Another challenge for VPN firms is that Russia’s internet regulator has blocked 36,000 websites linking to VPN services in the last month, making it harder for users to find VPNs. Sak says that the blocks pose a “hinderance” but have not been “critical” so far, since Russia has only blocked sites linking to VPNs and not the actual VPNs.
Since 2019, Russia has banned over a dozen VPNs from operating in the country, and Russia says that only VPNs that comply with its censorship demands can legally operate there. VPN companies that are not banned in Russia do not want Russian authorities to target them, but say existing bans do not prevent people from using VPNs. “The scope of VPN bans are usually that they will filter the website, so you can’t get on the website with the VPN provider… But you don’t actually need to go on our website to start using our service,” says Sak.
The Iron Firewall
VPN firms expect demand for their services to increase further as Russia’s government continues to restrict internet activity in the country.

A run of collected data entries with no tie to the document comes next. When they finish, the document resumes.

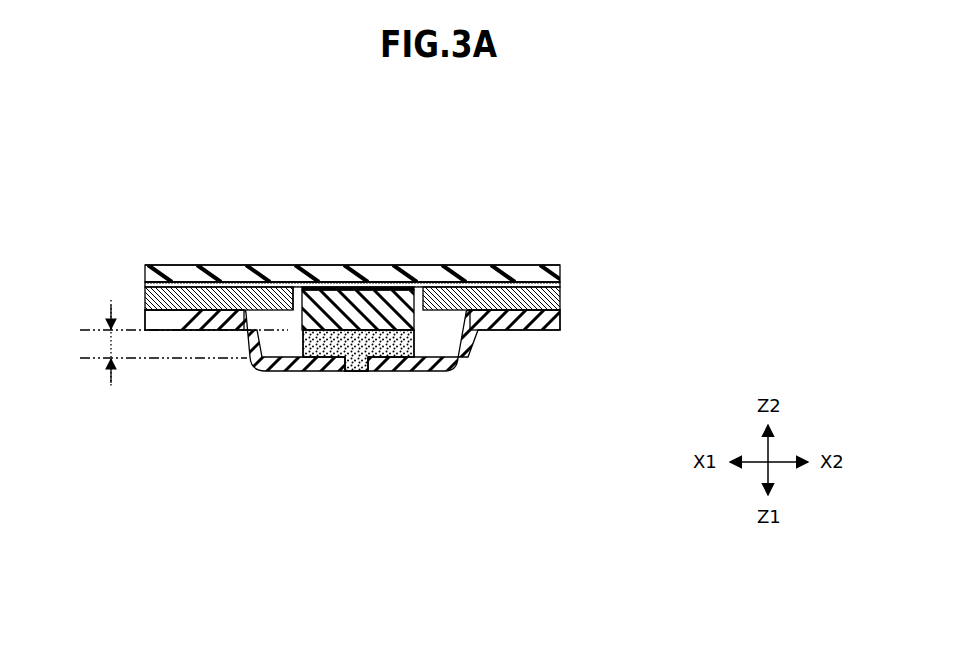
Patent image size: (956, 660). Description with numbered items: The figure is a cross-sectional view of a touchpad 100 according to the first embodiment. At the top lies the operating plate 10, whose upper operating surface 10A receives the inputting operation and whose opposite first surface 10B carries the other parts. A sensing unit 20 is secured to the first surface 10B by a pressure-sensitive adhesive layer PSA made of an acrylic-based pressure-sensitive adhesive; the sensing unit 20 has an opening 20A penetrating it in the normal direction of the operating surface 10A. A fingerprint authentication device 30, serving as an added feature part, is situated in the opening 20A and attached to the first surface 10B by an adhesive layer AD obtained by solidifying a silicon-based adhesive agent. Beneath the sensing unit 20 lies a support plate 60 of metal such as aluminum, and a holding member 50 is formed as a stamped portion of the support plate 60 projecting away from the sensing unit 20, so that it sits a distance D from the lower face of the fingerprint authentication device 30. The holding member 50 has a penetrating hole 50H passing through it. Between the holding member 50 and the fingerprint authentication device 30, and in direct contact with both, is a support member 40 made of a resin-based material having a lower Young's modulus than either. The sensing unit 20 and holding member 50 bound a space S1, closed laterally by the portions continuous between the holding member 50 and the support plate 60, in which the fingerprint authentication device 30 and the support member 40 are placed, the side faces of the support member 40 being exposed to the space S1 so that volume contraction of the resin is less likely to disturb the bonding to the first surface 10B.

The touchpad 100 is at (360, 258).
The operating plate 10 is at (535, 277).
The operating surface 10A is at (409, 263).
The first surface 10B is at (500, 284).
The pressure-sensitive adhesive layer PSA is at (560, 285).
The sensing unit 20 is at (560, 303).
The opening 20A is at (298, 283).
The adhesive layer AD is at (347, 284).
The fingerprint authentication device 30 is at (345, 318).
The support member 40 is at (382, 352).
The holding member 50 is at (435, 367).
The penetrating hole 50H is at (353, 371).
The support plate 60 is at (558, 323).
The space S1 is at (283, 334).
The distance D is at (99, 343).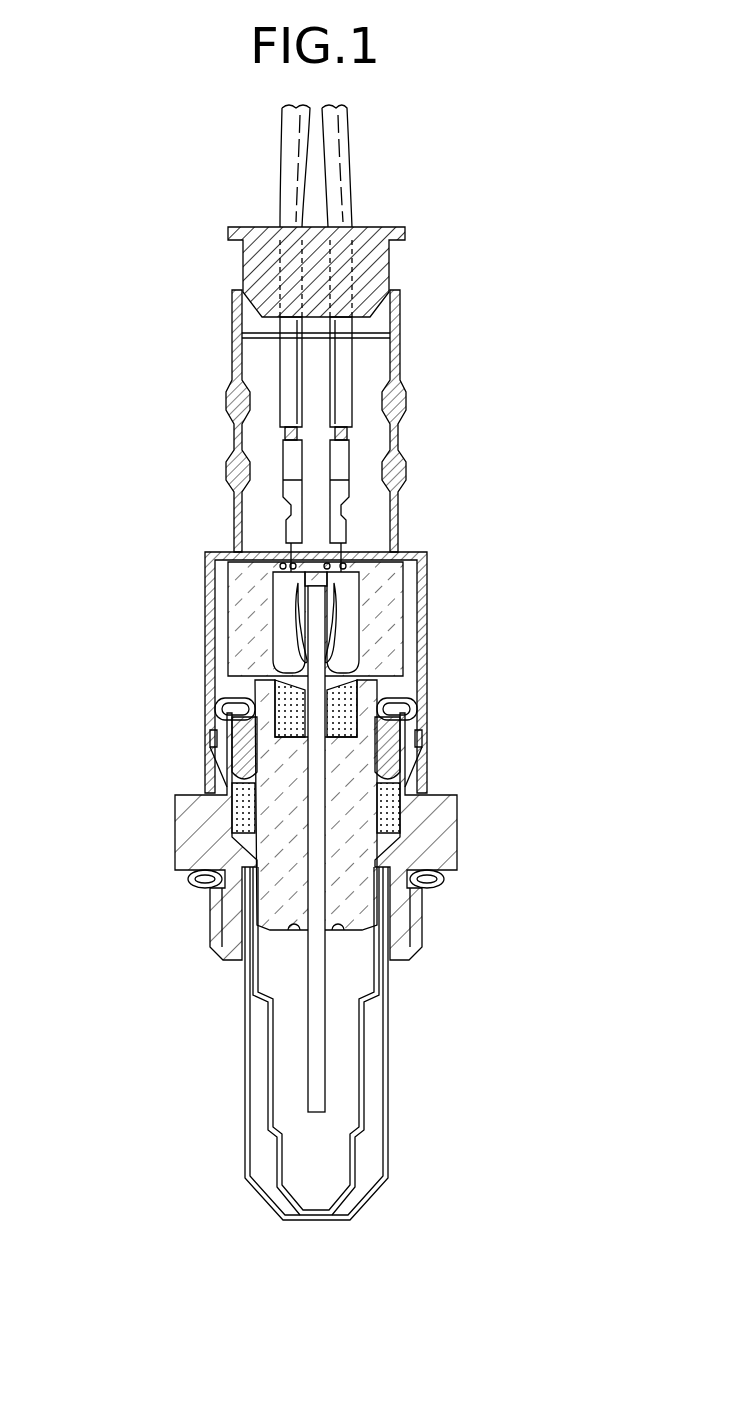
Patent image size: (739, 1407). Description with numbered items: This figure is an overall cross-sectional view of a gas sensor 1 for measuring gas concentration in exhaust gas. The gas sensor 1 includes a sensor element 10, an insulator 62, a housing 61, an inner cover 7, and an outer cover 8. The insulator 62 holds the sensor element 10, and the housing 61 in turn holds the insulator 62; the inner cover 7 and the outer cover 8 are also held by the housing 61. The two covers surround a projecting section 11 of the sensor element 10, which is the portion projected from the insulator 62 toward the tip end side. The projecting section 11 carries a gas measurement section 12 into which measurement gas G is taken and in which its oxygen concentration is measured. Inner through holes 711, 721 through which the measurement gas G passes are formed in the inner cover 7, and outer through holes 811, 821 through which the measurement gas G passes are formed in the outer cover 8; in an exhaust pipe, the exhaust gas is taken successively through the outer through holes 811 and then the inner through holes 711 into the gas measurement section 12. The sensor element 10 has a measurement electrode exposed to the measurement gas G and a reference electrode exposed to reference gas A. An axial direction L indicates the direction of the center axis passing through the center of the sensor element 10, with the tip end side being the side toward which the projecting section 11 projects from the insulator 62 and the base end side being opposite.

“I think a closed internet ecosystem is where Russia is heading,” says Yen.
Russia has been preparing to seal itself off digitally from the rest of the world for years. In 2019, Putin signed the Sovereign Internet Law, which prompted the Kremlin to build its own version of the internet that would operate separately from the rest of the global web. Last year, the Russian government carried out tests of its ‘Runet’ to see if it could function if Russia became completely disconnected from the rest of the internet. But the tests proved Russia still needed the wider web for internet access.
“While the network failed its testings in 2021, there is a high chance that by now it should be ready,” says Daniel Markuson, a digital privacy expert at NordVPN.
VPN companies point to China’s ‘Great Firewall’ as a model for the potential future of Russia’s internet. China’s government has blocked social media platforms like Facebook, Twitter, and Youtube and news sites like the New York Times for over a decade. China also constantly monitors Chinese platforms such as Twitter-like Weibo and messaging app WeChat for politically sensitive posts, removing some posts within seconds of publication.
Russian authorities may want to create a ‘firewall’ of their own, but they may not be able to match China’s control. Unlike Chinese internet users, Russians have grown accustomed to accessing Western social media platforms and news sites for years, making it less likely that ordinary citizens will tolerate the state’s effort to narrow the range of online platforms available to them.
“In China, they started the censorship process before most people got online… but in Russia they are already well connected to the rest of the internet,” says Yen. “The genie is out of the bottle.”